Parish councils say bureaucracy stifling development
published: Sunday | February 4, 2007

Gareth Manning, Sunday Gleaner Reporter


Milton Brown, Mayor of May Pen. - Ricardo Makyn/Staff Photographer

Bureaucratic procedures in Central Government are hampering the pace of development in parishes across the island, mayors and other local stakeholders charge. They are calling on Government to cut away the red tape involved in acquiring approval for projects and empower the parish councils to administer developments in their jurisdictions.

The local government officials say currently parish councils are underfunded and lack the institutional capacity to competently address developmental issues created by large-scale investments. The councils also lack the necessary expertise to inform the planning and approval process, municipal officials underscore, making them absolutely powerless in approving major projects.

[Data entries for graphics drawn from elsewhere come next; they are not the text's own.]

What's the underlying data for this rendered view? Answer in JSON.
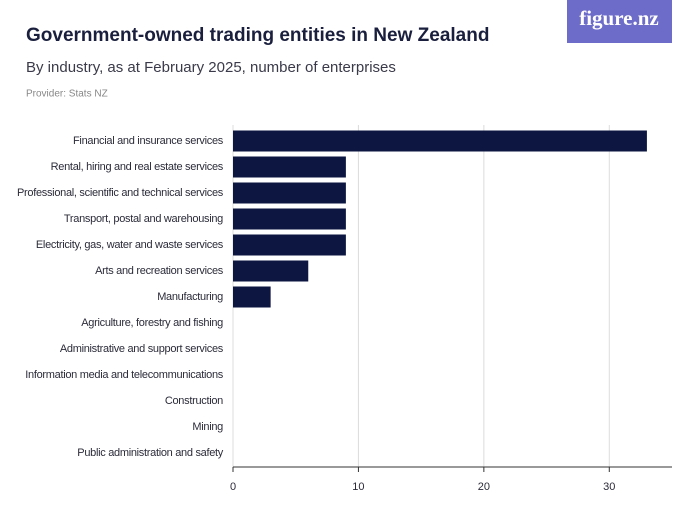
{
  "chart_data": {
    "type": "barh",
    "title": "Government-owned trading entities in New Zealand",
    "subtitle": "By industry, as at February 2025, number of enterprises",
    "provider": "Provider: Stats NZ",
    "logo": "figure.nz",
    "categories": [
      "Financial and insurance services",
      "Rental, hiring and real estate services",
      "Professional, scientific and technical services",
      "Transport, postal and warehousing",
      "Electricity, gas, water and waste services",
      "Arts and recreation services",
      "Manufacturing",
      "Agriculture, forestry and fishing",
      "Administrative and support services",
      "Information media and telecommunications",
      "Construction",
      "Mining",
      "Public administration and safety"
    ],
    "values": [
      33,
      9,
      9,
      9,
      9,
      6,
      3,
      0,
      0,
      0,
      0,
      0,
      0
    ],
    "color": "#0d1641",
    "xlim": [
      0,
      35
    ],
    "xticks": [
      0,
      10,
      20,
      30
    ],
    "grid": true
  }
}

Speaking recently at a Gleaner Editors' Forum, Milton Brown, chairman of the Association of Local Government Authorities (ALGA) and Mayor of May Pen, said the problems can be quickly solved if Central Government speeds up the enactment of a building code to guide parish councils. This, he said, would eliminate having to send applications to several different agencies and ministries before approval can be granted. A first draft of the code is expected by early next year.

More technical staff

He is also resisting efforts by the ministry to centralise technical experts and is calling on the Ministry of Local Government to fit parish councils with more technical staff so approvals can be granted quicker.

"In my parish (Clarendon) the teenage mothers' home is putting up a building and they said to the council, 'We are asking you to waive the fees we would normally pay', (and) we take a decision that we are going to waive the fees, (I am told) I have to send (the application for waiver) to the Minister of Local Government!" Mayor Brown said.